Given the following text, extract all entities and relationships.
Entity types: PERSON, ORGANIZATION, LOCATION, CONCEPT, DATE, TECHNOLOGY
For each entity-relationship pair, output:
(entity1 | entity_type | description) -> (relationship | strength 1-10) -> (entity2 | entity_type | description)
Text:
{input_text}
Output only the triples, one per line."""
# Example output:
# (Sam Altman | PERSON | CEO of OpenAI) -> (leads | 10) -> (OpenAI | ORGANIZATION | AI research company)
# (OpenAI | ORGANIZATION | AI research company) -> (develops | 9) -> (GPT-4o | TECHNOLOGY | language model)Common Mistakes
- ✗Using GraphRAG for simple factual queries — GraphRAG adds significant complexity (10-100x indexing cost, higher query latency). For 'what does document X say about Y?', plain RAG is better. GraphRAG shines for analytical queries that naive RAG fundamentally can't answer.
- ✗Not accounting for indexing cost — GraphRAG indexing requires one or more LLM calls per chunk for entity extraction. A 100K token corpus costs $5-50 to index depending on the model used. This is a one-time cost but plan for it.
- ✗Skipping community summary validation — LLM-generated community summaries can be wrong or misleading. Spot-check 10-20 community summaries before deploying to production.

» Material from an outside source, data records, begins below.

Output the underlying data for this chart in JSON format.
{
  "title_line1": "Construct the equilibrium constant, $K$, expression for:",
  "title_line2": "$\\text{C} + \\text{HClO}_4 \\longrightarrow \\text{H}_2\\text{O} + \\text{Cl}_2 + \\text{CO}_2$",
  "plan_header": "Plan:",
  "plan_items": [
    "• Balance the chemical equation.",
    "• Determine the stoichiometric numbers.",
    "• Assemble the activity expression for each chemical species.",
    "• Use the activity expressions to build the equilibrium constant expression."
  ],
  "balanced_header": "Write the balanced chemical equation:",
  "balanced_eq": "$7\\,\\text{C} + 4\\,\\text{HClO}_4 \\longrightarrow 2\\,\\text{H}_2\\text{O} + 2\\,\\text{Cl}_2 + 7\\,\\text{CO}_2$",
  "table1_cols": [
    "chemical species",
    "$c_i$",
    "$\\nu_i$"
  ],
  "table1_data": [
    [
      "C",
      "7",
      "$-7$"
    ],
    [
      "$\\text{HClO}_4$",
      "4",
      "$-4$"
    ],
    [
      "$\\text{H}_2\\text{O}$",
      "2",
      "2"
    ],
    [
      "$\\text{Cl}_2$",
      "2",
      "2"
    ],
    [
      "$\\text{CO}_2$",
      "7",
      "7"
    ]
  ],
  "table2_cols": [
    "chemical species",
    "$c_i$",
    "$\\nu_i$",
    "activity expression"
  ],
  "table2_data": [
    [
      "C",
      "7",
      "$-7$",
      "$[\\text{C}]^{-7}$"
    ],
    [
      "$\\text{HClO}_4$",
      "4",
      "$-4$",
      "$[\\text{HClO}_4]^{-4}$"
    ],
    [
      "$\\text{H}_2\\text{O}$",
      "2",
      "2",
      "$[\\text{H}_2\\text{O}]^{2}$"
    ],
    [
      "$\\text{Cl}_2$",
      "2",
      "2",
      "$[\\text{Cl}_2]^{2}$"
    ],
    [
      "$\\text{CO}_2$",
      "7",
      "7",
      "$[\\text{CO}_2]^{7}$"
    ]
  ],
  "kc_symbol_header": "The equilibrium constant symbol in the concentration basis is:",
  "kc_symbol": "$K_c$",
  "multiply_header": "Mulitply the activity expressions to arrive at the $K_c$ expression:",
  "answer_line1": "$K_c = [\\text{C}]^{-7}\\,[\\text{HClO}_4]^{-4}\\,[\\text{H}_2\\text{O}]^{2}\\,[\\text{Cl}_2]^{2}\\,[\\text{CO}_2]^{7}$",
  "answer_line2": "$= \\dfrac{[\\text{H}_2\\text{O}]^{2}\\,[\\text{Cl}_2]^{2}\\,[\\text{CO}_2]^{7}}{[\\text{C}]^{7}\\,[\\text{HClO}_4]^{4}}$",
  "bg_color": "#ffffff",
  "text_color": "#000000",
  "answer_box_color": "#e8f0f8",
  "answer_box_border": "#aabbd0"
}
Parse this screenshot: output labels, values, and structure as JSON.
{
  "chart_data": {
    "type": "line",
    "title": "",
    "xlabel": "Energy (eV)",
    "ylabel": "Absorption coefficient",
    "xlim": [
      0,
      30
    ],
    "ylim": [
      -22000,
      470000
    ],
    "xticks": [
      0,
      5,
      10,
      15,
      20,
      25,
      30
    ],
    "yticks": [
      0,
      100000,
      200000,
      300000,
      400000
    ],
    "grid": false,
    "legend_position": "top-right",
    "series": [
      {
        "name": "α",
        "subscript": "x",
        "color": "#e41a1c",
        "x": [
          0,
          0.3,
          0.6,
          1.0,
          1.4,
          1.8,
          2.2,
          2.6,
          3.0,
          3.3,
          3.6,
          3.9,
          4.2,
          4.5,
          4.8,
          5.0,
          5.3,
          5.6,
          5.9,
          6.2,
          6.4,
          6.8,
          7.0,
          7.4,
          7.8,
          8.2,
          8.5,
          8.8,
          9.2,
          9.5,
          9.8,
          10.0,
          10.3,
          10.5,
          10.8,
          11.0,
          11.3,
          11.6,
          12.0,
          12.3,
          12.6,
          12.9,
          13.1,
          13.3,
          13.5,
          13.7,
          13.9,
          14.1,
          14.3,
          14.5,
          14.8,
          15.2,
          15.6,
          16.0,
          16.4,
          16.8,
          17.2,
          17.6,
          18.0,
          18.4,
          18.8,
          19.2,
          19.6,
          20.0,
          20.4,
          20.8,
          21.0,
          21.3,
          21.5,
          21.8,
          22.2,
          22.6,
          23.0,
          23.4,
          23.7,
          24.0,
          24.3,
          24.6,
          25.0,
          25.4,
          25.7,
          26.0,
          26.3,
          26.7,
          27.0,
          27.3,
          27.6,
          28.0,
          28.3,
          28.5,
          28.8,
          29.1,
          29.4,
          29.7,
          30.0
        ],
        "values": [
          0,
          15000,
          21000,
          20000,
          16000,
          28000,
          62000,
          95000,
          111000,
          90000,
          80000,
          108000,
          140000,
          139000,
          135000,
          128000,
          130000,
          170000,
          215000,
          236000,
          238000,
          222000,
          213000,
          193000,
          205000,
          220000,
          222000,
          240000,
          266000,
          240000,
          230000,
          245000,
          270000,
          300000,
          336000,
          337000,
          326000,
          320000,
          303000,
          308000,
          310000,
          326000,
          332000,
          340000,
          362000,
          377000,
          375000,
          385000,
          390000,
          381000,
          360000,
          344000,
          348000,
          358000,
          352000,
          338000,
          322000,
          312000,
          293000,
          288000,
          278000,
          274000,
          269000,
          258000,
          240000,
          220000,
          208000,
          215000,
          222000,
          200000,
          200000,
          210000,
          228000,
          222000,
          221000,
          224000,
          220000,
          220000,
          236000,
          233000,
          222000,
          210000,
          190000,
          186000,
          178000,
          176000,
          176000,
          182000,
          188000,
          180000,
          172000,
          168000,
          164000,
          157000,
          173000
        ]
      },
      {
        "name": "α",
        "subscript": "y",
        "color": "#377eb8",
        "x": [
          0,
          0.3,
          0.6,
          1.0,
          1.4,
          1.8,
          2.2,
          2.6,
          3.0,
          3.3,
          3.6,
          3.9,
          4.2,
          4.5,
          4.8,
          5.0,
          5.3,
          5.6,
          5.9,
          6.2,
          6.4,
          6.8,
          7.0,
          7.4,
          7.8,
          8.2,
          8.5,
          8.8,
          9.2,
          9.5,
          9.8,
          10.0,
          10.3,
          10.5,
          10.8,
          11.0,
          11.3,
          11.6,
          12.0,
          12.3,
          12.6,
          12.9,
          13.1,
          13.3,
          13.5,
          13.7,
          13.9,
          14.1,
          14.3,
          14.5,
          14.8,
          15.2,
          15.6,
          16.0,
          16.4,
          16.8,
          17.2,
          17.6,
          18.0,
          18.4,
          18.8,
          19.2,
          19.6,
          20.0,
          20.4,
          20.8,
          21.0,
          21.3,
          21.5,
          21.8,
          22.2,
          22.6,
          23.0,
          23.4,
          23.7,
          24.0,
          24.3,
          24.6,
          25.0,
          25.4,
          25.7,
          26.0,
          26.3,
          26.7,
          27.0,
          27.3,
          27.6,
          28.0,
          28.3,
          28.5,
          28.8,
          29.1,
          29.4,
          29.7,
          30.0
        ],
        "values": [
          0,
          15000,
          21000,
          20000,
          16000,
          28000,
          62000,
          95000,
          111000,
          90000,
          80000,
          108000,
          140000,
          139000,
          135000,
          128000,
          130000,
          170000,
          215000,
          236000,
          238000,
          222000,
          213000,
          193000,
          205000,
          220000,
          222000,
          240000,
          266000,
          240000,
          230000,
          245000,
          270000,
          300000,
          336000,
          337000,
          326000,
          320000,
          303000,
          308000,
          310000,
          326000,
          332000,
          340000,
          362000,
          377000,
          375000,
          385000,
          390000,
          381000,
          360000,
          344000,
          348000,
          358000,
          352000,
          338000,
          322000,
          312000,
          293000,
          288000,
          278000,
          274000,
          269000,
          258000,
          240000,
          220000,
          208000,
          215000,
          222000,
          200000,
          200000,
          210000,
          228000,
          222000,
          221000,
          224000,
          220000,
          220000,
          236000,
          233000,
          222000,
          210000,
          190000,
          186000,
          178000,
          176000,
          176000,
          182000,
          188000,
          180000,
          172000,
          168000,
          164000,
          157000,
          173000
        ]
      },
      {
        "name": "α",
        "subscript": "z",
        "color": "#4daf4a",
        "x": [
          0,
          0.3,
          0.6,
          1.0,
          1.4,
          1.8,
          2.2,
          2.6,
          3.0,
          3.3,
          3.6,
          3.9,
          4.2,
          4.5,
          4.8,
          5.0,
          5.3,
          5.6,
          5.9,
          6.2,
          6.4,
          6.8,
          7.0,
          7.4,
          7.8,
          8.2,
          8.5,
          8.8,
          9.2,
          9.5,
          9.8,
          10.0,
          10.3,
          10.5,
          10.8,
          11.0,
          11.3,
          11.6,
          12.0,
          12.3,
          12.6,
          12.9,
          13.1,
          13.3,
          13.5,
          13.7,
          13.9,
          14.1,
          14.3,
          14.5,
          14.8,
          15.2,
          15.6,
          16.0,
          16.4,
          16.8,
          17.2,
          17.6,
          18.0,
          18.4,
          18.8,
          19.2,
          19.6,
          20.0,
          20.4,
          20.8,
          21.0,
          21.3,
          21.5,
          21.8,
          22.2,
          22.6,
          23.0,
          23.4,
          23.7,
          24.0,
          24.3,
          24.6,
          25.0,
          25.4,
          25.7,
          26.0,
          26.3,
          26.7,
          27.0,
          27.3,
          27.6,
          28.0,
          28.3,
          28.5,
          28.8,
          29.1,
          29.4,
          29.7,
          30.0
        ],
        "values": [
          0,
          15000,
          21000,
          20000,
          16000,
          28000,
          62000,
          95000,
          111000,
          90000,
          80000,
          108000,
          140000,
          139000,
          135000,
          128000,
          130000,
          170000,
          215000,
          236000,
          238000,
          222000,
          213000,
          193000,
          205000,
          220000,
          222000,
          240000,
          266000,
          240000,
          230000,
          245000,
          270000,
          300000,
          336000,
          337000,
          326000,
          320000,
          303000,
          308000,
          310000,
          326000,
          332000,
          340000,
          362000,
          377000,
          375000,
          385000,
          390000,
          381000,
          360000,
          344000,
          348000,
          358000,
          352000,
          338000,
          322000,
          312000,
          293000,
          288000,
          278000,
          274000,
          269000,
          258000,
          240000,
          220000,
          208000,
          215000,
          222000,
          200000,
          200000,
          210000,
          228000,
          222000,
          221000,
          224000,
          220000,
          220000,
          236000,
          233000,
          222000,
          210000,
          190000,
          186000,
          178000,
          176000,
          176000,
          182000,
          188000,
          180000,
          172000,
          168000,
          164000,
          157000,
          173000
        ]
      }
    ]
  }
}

- ✗Running GraphRAG on a corpus that changes frequently — every document addition requires partial or full re-extraction. For dynamic corpora (news feeds, live databases), the maintenance overhead is prohibitive. GraphRAG is best for static or slowly changing corpora.
FAQ
How does GraphRAG compare to naive RAG on performance?+
Microsoft's original paper showed GraphRAG improved comprehensiveness and diversity on global queries by 2-5x over naive RAG (as judged by an LLM evaluator). For local queries about specific entities, it's comparable to good naive RAG. For queries requiring synthesis ('summarize the key themes'), GraphRAG is dramatically better.
What's the total cost to index a 1M token corpus?+
Using GPT-4o-mini for entity extraction (~$0.40/1M tokens) and Claude Haiku for community summaries, a 1M token corpus costs approximately $10-50 to index fully. Using GPT-4o for extraction costs $30-150. This is a one-time cost amortized over all queries. The graph storage itself is negligible.
Is Microsoft's GraphRAG the only option?+
No. LlamaIndex has PropertyGraphIndex (similar approach, more customizable). Neo4j has GraphRAG tooling. NebulaGraph and Tigergraph have LLM integrations. For simpler relationship queries without full community detection, a property graph with LLM-generated relationships often suffices at lower cost than full GraphRAG.
Can GraphRAG and vector RAG be combined?+
Yes — this is the recommended approach. Use vector RAG for local, specific queries and GraphRAG for global, analytical queries. A router LLM classifies the query type and dispatches accordingly. This gives you the best of both worlds with manageable complexity.
How do I handle entity disambiguation in GraphRAG?+
Entity disambiguation (determining if 'Apple' means the company or the fruit) is a known weakness of LLM-based entity extraction. Microsoft's GraphRAG handles this through entity deduplication post-extraction. For high-precision use cases, add a disambiguation step that uses context to resolve entities before building the graph.